In early June, Tavis Ormandy, who works for Google's Switzerland office, published attack code for a Windows XP vulnerability, and immediately unleashed a heated debate. While some security researchers criticized Ormandy for taking the bug public, others rose to his defense, blasting both Microsoft and the press -- including Computerworld -- for linking Ormandy to his employer.
Ormandy said he disclosed the vulnerability five days after reporting it to Microsoft when the company wouldn't commit to a patching deadline. Microsoft has disputed that, claiming that it only told Ormandy it would need the rest of the week to decide.
Reavey denied that today's change was triggered by the Ormandy disclosure, saying that Microsoft had been thinking about CVD for months, and had been working with outside researchers and security experts long before the June brouhaha.
But Reavey did admit that things might have worked out differently if the CVD philosophy had been in place last month. "We might have been more clear that we wanted to work together on this," Reavey said. "That [event] was difficult for all of us. [With CVD], we want to explicitly make sure we communicate that we want to continue the dialog."

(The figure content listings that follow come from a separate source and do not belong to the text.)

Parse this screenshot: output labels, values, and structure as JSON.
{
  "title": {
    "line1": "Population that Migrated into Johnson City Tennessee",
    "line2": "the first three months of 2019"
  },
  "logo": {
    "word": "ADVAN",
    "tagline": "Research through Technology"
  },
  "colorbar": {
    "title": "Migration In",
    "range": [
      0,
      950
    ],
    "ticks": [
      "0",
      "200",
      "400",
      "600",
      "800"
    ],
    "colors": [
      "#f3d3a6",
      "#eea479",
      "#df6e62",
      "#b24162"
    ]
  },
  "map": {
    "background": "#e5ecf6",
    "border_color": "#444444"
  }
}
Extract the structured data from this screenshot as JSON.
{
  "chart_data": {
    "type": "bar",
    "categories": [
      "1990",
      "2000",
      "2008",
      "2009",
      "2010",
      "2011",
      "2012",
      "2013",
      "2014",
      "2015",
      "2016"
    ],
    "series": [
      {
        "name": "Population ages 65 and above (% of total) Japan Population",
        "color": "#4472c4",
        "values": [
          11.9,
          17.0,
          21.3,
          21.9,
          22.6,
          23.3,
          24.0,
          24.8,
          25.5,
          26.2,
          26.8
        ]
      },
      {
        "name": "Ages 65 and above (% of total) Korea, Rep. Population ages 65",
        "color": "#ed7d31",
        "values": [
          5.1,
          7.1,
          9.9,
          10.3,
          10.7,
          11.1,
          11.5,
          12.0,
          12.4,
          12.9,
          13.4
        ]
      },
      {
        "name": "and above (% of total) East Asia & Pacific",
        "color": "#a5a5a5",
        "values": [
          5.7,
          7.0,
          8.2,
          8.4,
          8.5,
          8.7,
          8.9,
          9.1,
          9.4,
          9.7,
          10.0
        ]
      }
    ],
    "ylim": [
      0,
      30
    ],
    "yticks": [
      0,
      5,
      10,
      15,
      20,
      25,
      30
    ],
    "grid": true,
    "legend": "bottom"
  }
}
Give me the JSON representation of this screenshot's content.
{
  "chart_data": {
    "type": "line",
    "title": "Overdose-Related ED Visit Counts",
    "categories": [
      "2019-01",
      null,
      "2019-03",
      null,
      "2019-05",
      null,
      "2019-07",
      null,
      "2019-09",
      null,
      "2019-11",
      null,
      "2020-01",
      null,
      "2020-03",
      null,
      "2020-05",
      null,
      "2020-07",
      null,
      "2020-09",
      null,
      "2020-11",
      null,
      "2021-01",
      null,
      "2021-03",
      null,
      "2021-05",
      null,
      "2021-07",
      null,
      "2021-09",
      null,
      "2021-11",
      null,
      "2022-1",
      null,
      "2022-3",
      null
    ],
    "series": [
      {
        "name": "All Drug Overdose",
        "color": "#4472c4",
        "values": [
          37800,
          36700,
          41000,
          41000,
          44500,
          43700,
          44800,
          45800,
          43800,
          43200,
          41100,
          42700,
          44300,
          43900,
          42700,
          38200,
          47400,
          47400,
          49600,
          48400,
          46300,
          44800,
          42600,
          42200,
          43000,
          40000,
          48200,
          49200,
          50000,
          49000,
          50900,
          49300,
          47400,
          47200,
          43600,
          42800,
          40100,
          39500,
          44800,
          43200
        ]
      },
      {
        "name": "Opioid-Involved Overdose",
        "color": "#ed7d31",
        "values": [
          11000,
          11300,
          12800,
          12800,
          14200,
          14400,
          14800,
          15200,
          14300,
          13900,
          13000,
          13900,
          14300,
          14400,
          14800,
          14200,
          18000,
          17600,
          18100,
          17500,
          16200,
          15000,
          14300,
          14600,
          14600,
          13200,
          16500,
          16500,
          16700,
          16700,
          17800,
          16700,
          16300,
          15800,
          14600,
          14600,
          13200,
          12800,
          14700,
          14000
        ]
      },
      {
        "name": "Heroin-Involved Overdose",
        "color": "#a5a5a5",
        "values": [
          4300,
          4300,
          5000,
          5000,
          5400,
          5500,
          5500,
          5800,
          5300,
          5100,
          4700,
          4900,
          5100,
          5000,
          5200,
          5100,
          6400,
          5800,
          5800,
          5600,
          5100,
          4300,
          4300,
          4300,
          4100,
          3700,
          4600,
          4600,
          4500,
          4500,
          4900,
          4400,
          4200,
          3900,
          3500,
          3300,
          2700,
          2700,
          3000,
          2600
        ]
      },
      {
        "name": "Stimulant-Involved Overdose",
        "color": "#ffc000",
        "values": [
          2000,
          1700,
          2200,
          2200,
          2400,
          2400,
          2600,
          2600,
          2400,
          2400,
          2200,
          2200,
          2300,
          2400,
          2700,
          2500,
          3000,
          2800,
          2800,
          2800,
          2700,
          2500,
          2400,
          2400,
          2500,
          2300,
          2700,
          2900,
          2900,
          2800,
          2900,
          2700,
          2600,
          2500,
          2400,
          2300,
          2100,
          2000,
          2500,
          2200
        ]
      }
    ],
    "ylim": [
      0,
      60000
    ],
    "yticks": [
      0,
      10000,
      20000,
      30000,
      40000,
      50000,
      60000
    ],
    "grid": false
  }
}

Reactions by researchers to Microsoft's name change and Google's earlier 60-day deadline idea was mixed.
"What's really important [about Google's deadline proposal] is that this is coming from a vendor, not a researcher," said Dino Dai Zovi, a well-known New York-based vulnerability expert. "Microsoft should adopt some of Google's recently-announced vulnerability handling policies, including bug bounties and a 60-day time limit."
But Dai Zovi commended Microsoft on today's move. "I am the most pleased that Microsoft is dropping the 'responsible disclosure' term, because I considered it a loaded term. It implied that anything other than Microsoft's strict definition is irresponsible."
He also argued that the CVD proposal is "more evolutionary than revolutionary," but added that Microsoft's sheer size makes it tough for the company to adopt major policy changes quickly.
Dan Kaminsky, chief scientist at Recursion Ventures, agreed with Dai Zovi that CVD is a minor shift and sees disclosure deadlines as an important issue Microsoft didn't address. Kaminsky is best known for uncovering a design flaw in the Internet's key DNS protocol and for coordinating a large-scale, multivendor patch effort two years ago.
"This is less a statement of what needs to change and more a statement that they're open for change," said Kaminsky of Microsoft's CVD proposal. "The fundamental question at play is what should be the timeline for vulnerability disclosure."
But Reavey was adamant that CVD, which lacks a commitment to hard deadlines, is what Microsoft's customers wanted. "They look to the security community to help them," said Reavey. "They don't want the risk amplified by information [going public] before a high-quality update is ready. That's way we should shift the focus from one on emotional debates about 'responsible disclosure' to one that reduces risk to customers."